O que é o assoalho pélvico?

O assoalho pélvico é um conjunto de músculos localizado na base da pelve. Esses músculos são responsáveis por diversas funções importantes, como:

  • Sustentação dos órgãos pélvicos;

  • Controle urinário e intestinal;

  • Função sexual;

  • Participação na gestação e no parto;

  • Estabilidade do tronco e da pelve.

Quando esses músculos apresentam alterações de força, coordenação, relaxamento ou sensibilidade, podem surgir sintomas como dor, perda urinária, sensação de peso vaginal, desconforto nas relações sexuais, constipação intestinal e dificuldades durante a gestação e o pós-parto.

Como é feita a avaliação na fisioterapia pélvica?

A consulta começa com uma conversa detalhada sobre a história clínica, sintomas, hábitos de vida e objetivos da paciente.

Após essa etapa, é realizada uma avaliação física que pode incluir:

  • Análise da postura;

  • Avaliação respiratória;

  • Mobilidade da coluna e quadris;

  • Avaliação abdominal;

  • Avaliação dos músculos do assoalho pélvico.

Quando indicado e com autorização da paciente, a avaliação do assoalho pélvico pode ser realizada por meio de exame físico específico para verificar força muscular, coordenação, resistência, tensão muscular e possíveis pontos de dor.

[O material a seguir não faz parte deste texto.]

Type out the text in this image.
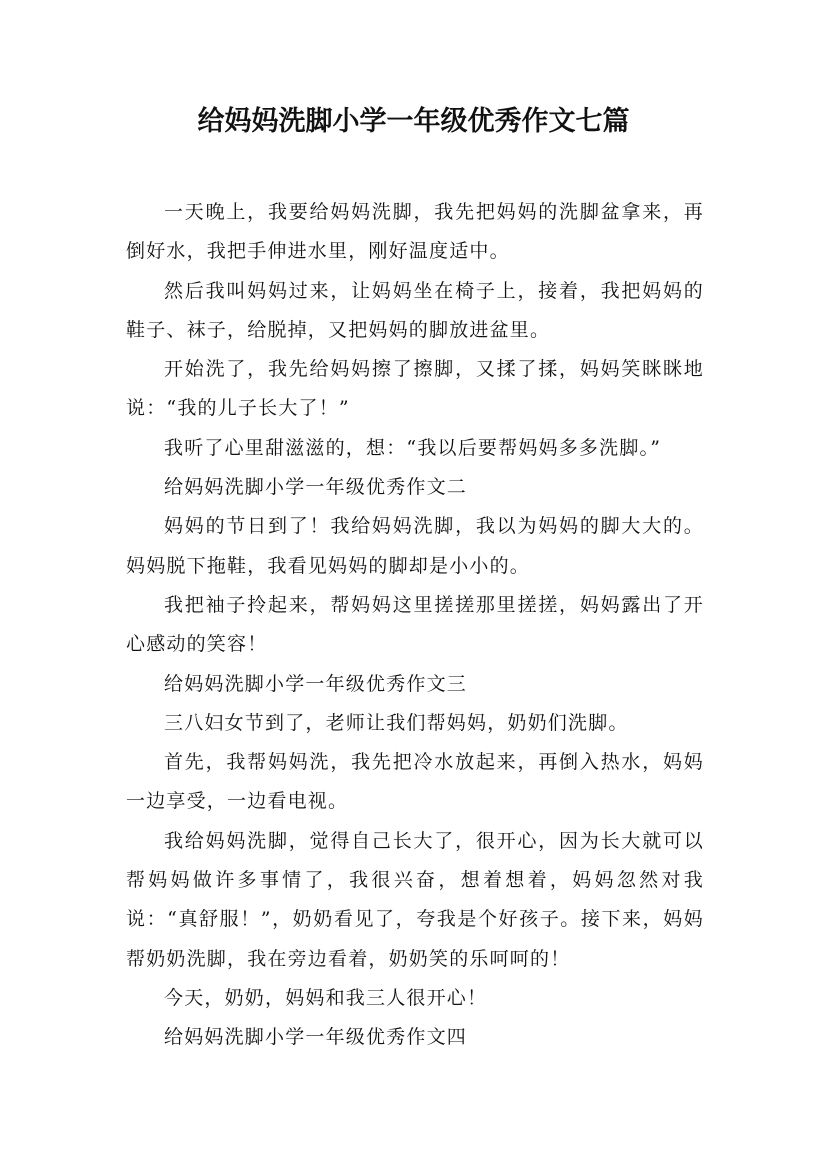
给妈妈洗脚小学一年级优秀作文七篇

一天晚上，我要给妈妈洗脚，我先把妈妈的洗脚盆拿来，再倒好水，我把手伸进水里，刚好温度适中。

然后我叫妈妈过来，让妈妈坐在椅子上，接着，我把妈妈的鞋子、袜子，给脱掉，又把妈妈的脚放进盆里。

开始洗了，我先给妈妈擦了擦脚，又揉了揉，妈妈笑眯眯地说：“我的儿子长大了！”

我听了心里甜滋滋的，想：“我以后要帮妈妈多多洗脚。”

给妈妈洗脚小学一年级优秀作文二

妈妈的节日到了！我给妈妈洗脚，我以为妈妈的脚大大的。妈妈脱下拖鞋，我看见妈妈的脚却是小小的。

我把袖子拎起来，帮妈妈这里搓搓那里搓搓，妈妈露出了开心感动的笑容！

给妈妈洗脚小学一年级优秀作文三

三八妇女节到了，老师让我们帮妈妈，奶奶们洗脚。

首先，我帮妈妈洗，我先把冷水放起来，再倒入热水，妈妈一边享受，一边看电视。

我给妈妈洗脚，觉得自己长大了，很开心，因为长大就可以帮妈妈做许多事情了，我很兴奋，想着想着，妈妈忽然对我说：“真舒服！”，奶奶看见了，夸我是个好孩子。接下来，妈妈帮奶奶洗脚，我在旁边看着，奶奶笑的乐呵呵的！

今天，奶奶，妈妈和我三人很开心！

给妈妈洗脚小学一年级优秀作文四
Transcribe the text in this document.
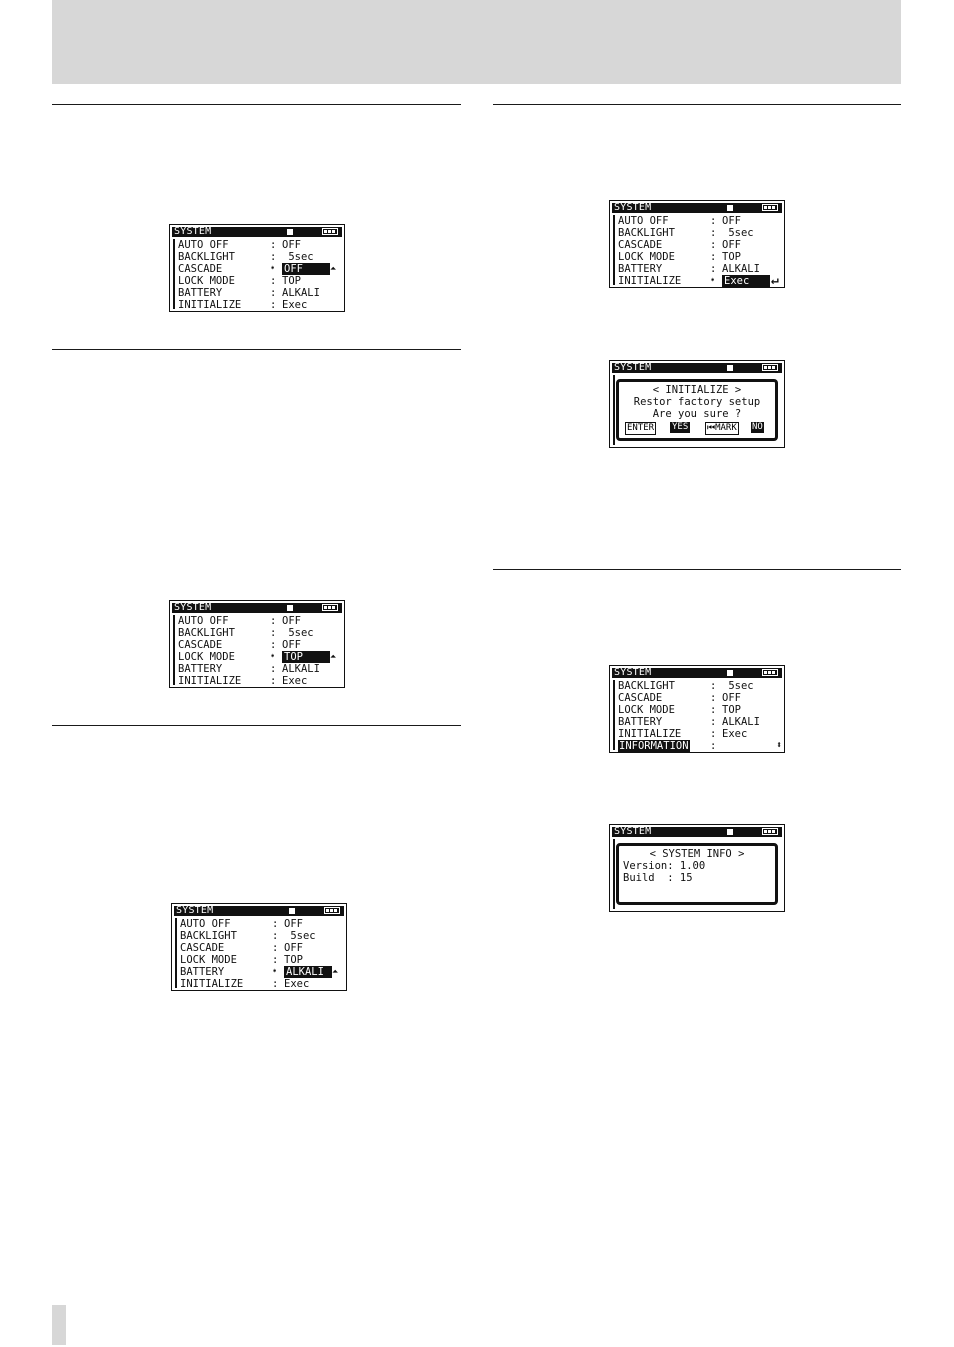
SYSTEM
AUTO OFF	: OFF
BACKLIGHT	: 5sec
CASCADE	➧ OFF	⏶
LOCK MODE	: TOP
BATTERY	: ALKALI
INITIALIZE	: Exec
SYSTEM
AUTO OFF	: OFF
BACKLIGHT	: 5sec
CASCADE	: OFF
LOCK MODE	➧ TOP	⏶
BATTERY	: ALKALI
INITIALIZE	: Exec
SYSTEM
AUTO OFF	: OFF
BACKLIGHT	: 5sec
CASCADE	: OFF
LOCK MODE	: TOP
BATTERY	➧ ALKALI	⏶
INITIALIZE	: Exec
SYSTEM
AUTO OFF	: OFF
BACKLIGHT	: 5sec
CASCADE	: OFF
LOCK MODE	: TOP
BATTERY	: ALKALI
INITIALIZE	➧ Exec	↵
SYSTEM
< INITIALIZE >
Restor factory setup
Are you sure ?
ENTER YES ⏮MARK NO
SYSTEM
BACKLIGHT	: 5sec
CASCADE	: OFF
LOCK MODE	: TOP
BATTERY	: ALKALI
INITIALIZE	: Exec
INFORMATION :	⬍
SYSTEM
< SYSTEM INFO >
Version: 1.00
Build  : 15
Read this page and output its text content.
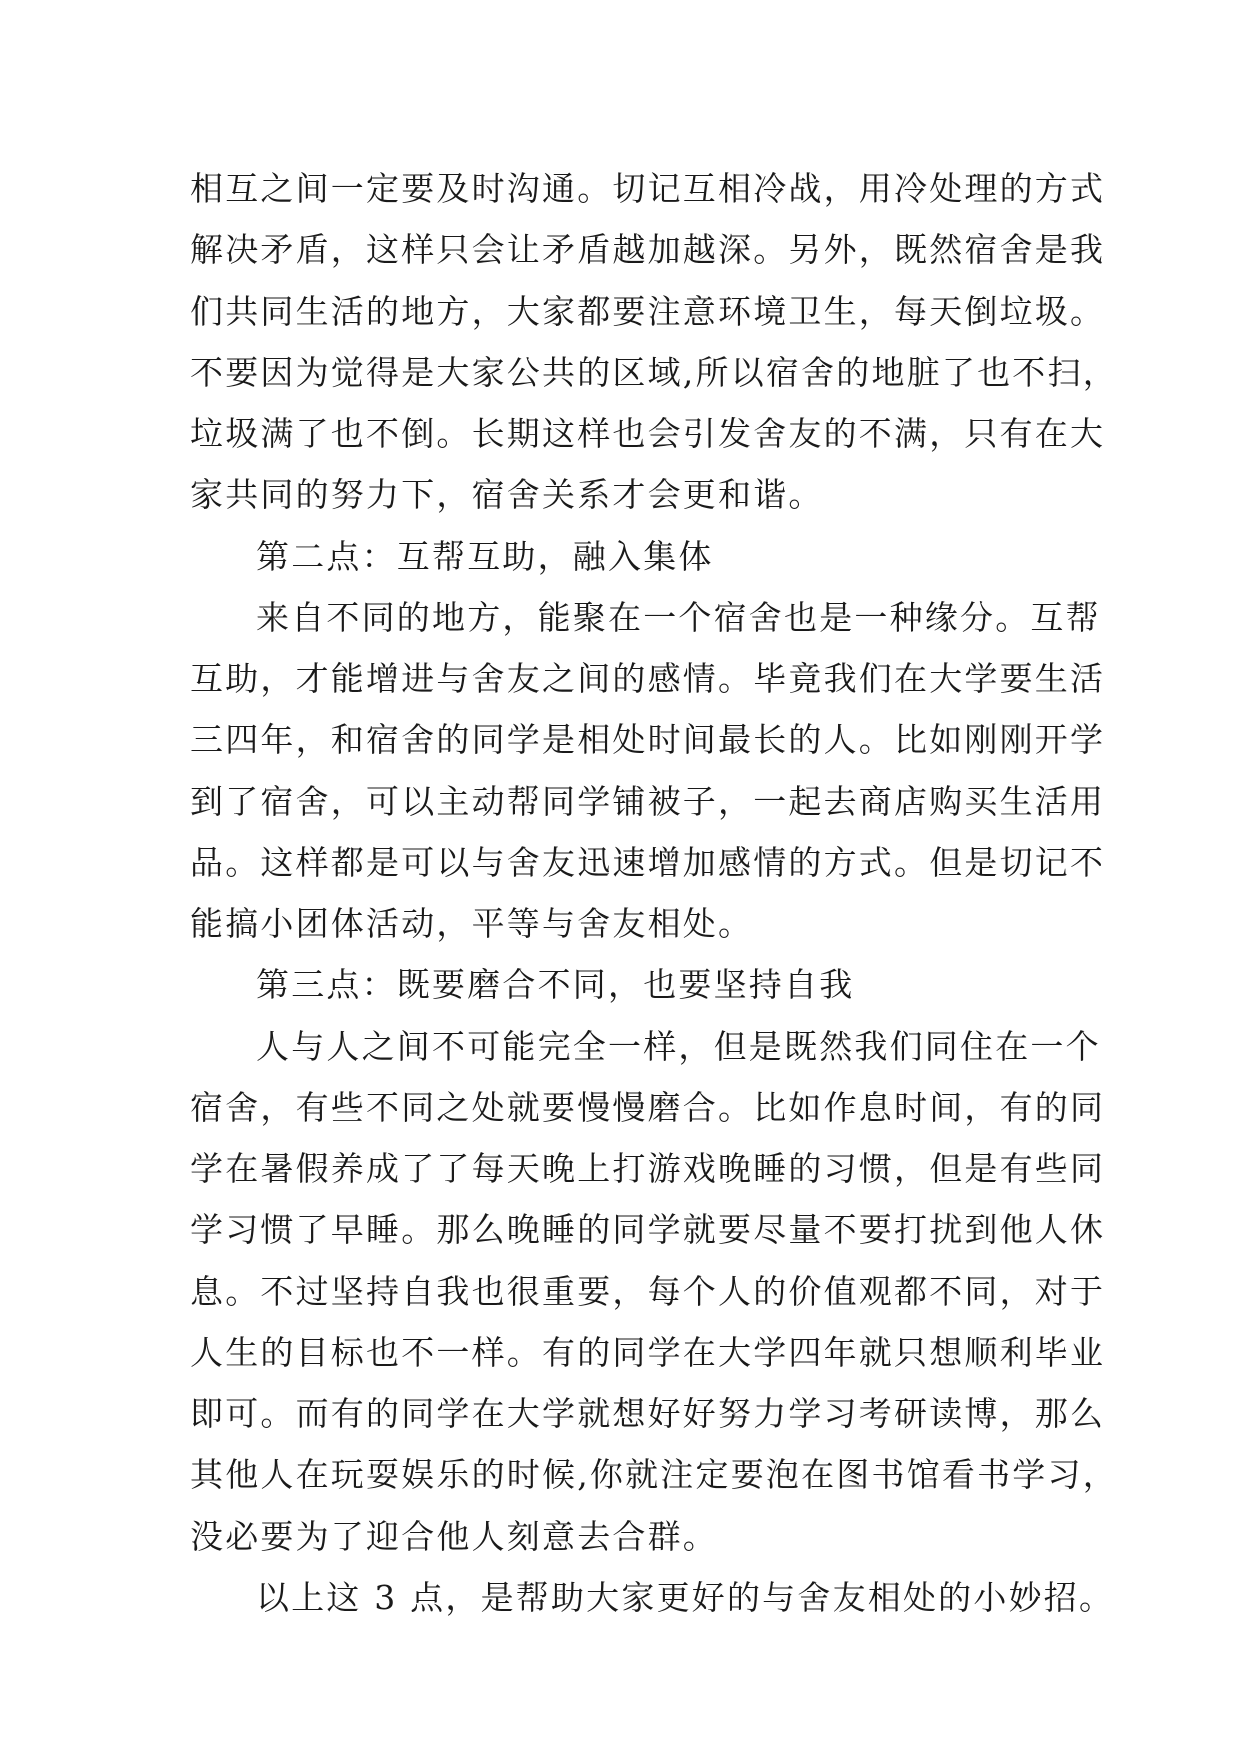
相互之间一定要及时沟通。切记互相冷战，用冷处理的方式
解决矛盾，这样只会让矛盾越加越深。另外，既然宿舍是我
们共同生活的地方，大家都要注意环境卫生，每天倒垃圾。
不要因为觉得是大家公共的区域,所以宿舍的地脏了也不扫，
垃圾满了也不倒。长期这样也会引发舍友的不满，只有在大
家共同的努力下，宿舍关系才会更和谐。
第二点：互帮互助，融入集体
来自不同的地方，能聚在一个宿舍也是一种缘分。互帮
互助，才能增进与舍友之间的感情。毕竟我们在大学要生活
三四年，和宿舍的同学是相处时间最长的人。比如刚刚开学
到了宿舍，可以主动帮同学铺被子，一起去商店购买生活用
品。这样都是可以与舍友迅速增加感情的方式。但是切记不
能搞小团体活动，平等与舍友相处。
第三点：既要磨合不同，也要坚持自我
人与人之间不可能完全一样，但是既然我们同住在一个
宿舍，有些不同之处就要慢慢磨合。比如作息时间，有的同
学在暑假养成了了每天晚上打游戏晚睡的习惯，但是有些同
学习惯了早睡。那么晚睡的同学就要尽量不要打扰到他人休
息。不过坚持自我也很重要，每个人的价值观都不同，对于
人生的目标也不一样。有的同学在大学四年就只想顺利毕业
即可。而有的同学在大学就想好好努力学习考研读博，那么
其他人在玩耍娱乐的时候,你就注定要泡在图书馆看书学习，
没必要为了迎合他人刻意去合群。
以上这 3 点，是帮助大家更好的与舍友相处的小妙招。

Por que a fisioterapia pélvica deve ser realizada presencialmente?

Essa é uma das informações mais importantes que as pacientes precisam compreender.

Assim como uma consulta com o ginecologista exige avaliação física para um diagnóstico adequado, a fisioterapia pélvica também necessita de avaliação presencial para identificar corretamente as alterações musculares.

Não é possível determinar com segurança apenas por mensagens ou videochamadas se uma paciente apresenta:

  • Fraqueza muscular;

  • Excesso de tensão muscular;

  • Pontos de dor;

  • Alterações de coordenação;

  • Cicatrizes aderidas;

  • Disfunções específicas do assoalho pélvico.

Muitas vezes, sintomas semelhantes podem ter causas completamente diferentes. Por exemplo, duas mulheres podem apresentar perda urinária, mas uma pode ter fraqueza muscular enquanto a outra apresenta excesso de tensão. Os tratamentos serão diferentes.

Por isso, a avaliação presencial é considerada o padrão-ouro para um tratamento individualizado e seguro.

Existe atendimento online?

O atendimento online pode ser utilizado em situações específicas para:

  • Orientações gerais;

  • Educação em saúde;

  • Treino respiratório;

  • Mudanças comportamentais;

  • Esclarecimento de dúvidas.

No entanto, ele não substitui a avaliação física presencial quando o objetivo é diagnosticar e tratar adequadamente uma disfunção do assoalho pélvico.

Conclusão

A fisioterapia pélvica vai muito além dos exercícios. Trata-se de uma avaliação especializada que busca compreender o funcionamento dos músculos da região pélvica para oferecer um tratamento individualizado.

Assim como ninguém esperaria um diagnóstico ginecológico sem exame clínico, a avaliação presencial também é essencial na fisioterapia pélvica para identificar corretamente as alterações musculares e definir a melhor estratégia terapêutica para cada paciente.

Investir em uma avaliação presencial é o primeiro passo para um tratamento seguro, eficaz e baseado nas necessidades reais de cada mulher.